# Need a Pants/bibs recommendation



## Donutz (May 12, 2010)

Burton has a 'relaxed' fit, and also sells 'short' cut bib pants. If you upsize the short cut, you'll get a wider fit. Although I don't squat quite that weight, I have a similar build--need more room around the hips and thighs than most.

The only trouble is that this year, you're going to have trouble finding inventory. Burton was out of stock on a lot of stuff before they even hit the website.


----------



## JoeyOranges (Mar 9, 2011)

Check out Trew www.trewgear.com. I


----------



## Sudden_Death (Mar 23, 2011)

I just grabbed some L1 Huron bibs. They look like they have a generous cut and they are 4 way stretch but I will update once I try them 1st hand. Not linebacker build but 6ft, 190 with a larger thighs. I went XL as most large are a bit tight in the seat and thighs.


----------



## Kevington (Feb 8, 2018)

The Volcom Longo pants are really loose Gore Tex pants and can zip in to all Volcom jackets to more or less make a one piece suit.


----------



## Apex (Sep 23, 2021)

Flylow bibs are probably the best bet for him


----------



## elitts (Nov 29, 2021)

Thanks for the suggestions! I'll have him try on a few of those brands at the local ski shop to check the fit before I go hunting online.


----------



## toaster (Jun 12, 2021)

FlyLow Baker Bibs. 

Freeride fit. Multiple lengths available. The most durable bib available, hands down. The Toyota Tacoma of ski and snowboard bibs.
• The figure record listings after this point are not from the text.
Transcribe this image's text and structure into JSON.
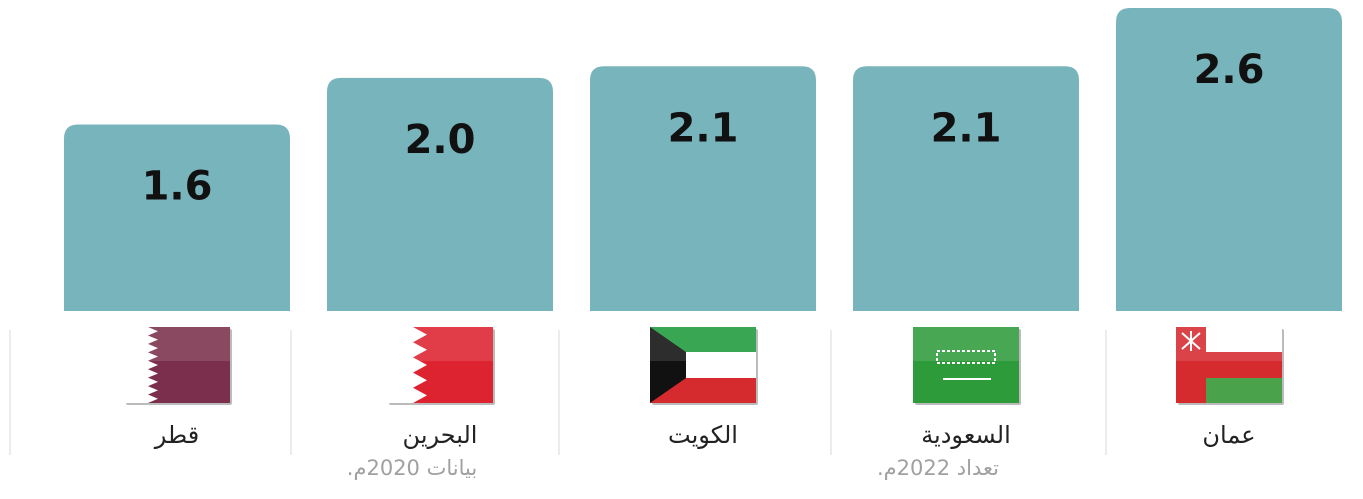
{
  "chart_data": {
    "type": "bar",
    "categories": [
      "قطر",
      "البحرين",
      "الكويت",
      "السعودية",
      "عمان"
    ],
    "values": [
      1.6,
      2.0,
      2.1,
      2.1,
      2.6
    ],
    "value_labels": [
      "1.6",
      "2.0",
      "2.1",
      "2.1",
      "2.6"
    ],
    "notes": [
      null,
      "بيانات 2020م.",
      null,
      "تعداد 2022م.",
      null
    ],
    "color": "#78b4bc"
  }
}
He will have these for years.









Baker Bib


One of our most popular bib ski pants, the Baker Bib is built for skiers that demand the most of their gear. Great for a mix of inbounds and backcountry skiing.




flylowgear.com





Pants?









Chemical Pant


The Chemical Pant is a shell that combines classic styling with modern tech features, like articulated knees, waterproof zippers, ample thigh venting, and reinforced knees and cuffs.




flylowgear.com


----------



## Phedder (Sep 13, 2014)

3rd for Flylow Baker bibs. I had used Volcom Guide pants for years which also fit well but happy to have properly fitting bibs now. I'm a former competitive powerlifter and though I'm nowhere near as big as I used to be, the ass and thighs relative to my waist hasn't changed. Happy to compare measurements to help him determine best fit if needed also.


----------



## Jimi7 (Jan 14, 2020)

Luckily, most boarding gear is loose fitting. I too need pants bigger in the seat and thighs. My DC Banshees work well for me. I've always had problems with bibs being tight in the crotch/seat. I use "regular" pants with suspenders.


----------



## MrDavey2Shoes (Mar 5, 2018)

4th for Flylow Baker. They were too baggy for my short ass legs to not look silly on me. I'm on my second pair of Northface Ceptors which are a little more trim but maybe worth a look.


----------